UPPER WEST SIDE — David Obelkevich runs to talk.
The 70-year-old long-distance runner, who has finished the the New York City marathon every year it's been held since 1976, said that what keeps him going is the connection with his fellow racers.
“You never know who you’re going to meet,” said Obelkevich, who will run his 37th consecutive New York City marathon on Sunday. “The more times I ran, the more friends I made. It became a social thing.”
"After two or three hours," he added, "you may not be talking too much, but it’s nice to know someone's running with you."
For decades, he shared his streak with Tucker Andersen, a former investments manager who also owns Joe DiMaggio’s former Upper West Side penthouse. But Andersen sat out the race in 2009 due to an injury, yielding the record to Obelkevich.

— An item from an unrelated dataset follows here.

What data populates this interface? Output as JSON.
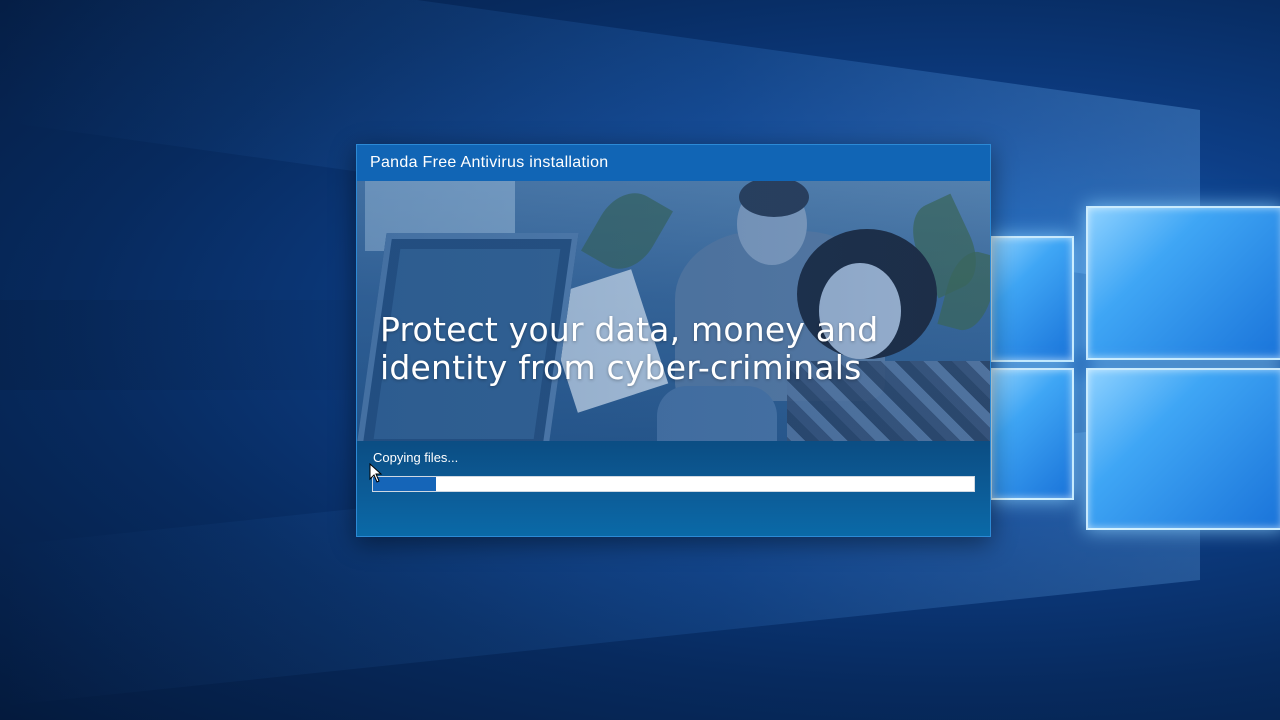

As a point of comparison, Obelkevich, a retired music teacher who also lives on the Upper West Side, began his streak five years before the birth of the race’s most recent winner, Geoffrey Mutai, was born in 1981.
Mutai finished the 2011 marathon in 2:05:06, beating Obelkevich’s 1982 personal best by more than 30 minutes, according to marathon records.
“I’ll never see those numbers again, but I do it more for the fun now,” Obelkevich said. “As people get older, they realize they’re not getting any faster so the social aspect for many of us becomes more important.”
Obelkevich said he likes to run the ING New York City Marathon while wearing a cap stuffed with contact cards (for runners he wants to keep in touch with) and a pair of South African flag shorts.
The shorts commemorate his runs at the Comrades Marathon, a grueling 56-mile race through South Africa that draws thousands.
But they're also a conversation starter.
A passing mother once used them as an impromptu geography lesson for her young son.
On another Central Park jog with friends, a runner introduced herself to Obelkevich and said she was the sister of Bruce Fordyce, a prolific runner who's won Comrades a record-setting nine times.
"So I said, 'Goodbye guys, I have a new friend,'" Obelkevich said. "I never would’ve met her if it weren’t for those shorts."
Obelkevich first ran the marathon in 1974, dropped out in 1975, and finished the race the next year to start his streak.
“It never occurred to me not to do it,” he said, admitting that he didn't even know he had a streak until a few years ago.
Obelkevich said he'll keep running, "as long as I can."
"As far as I know, there's no age limit for the New York City marathon."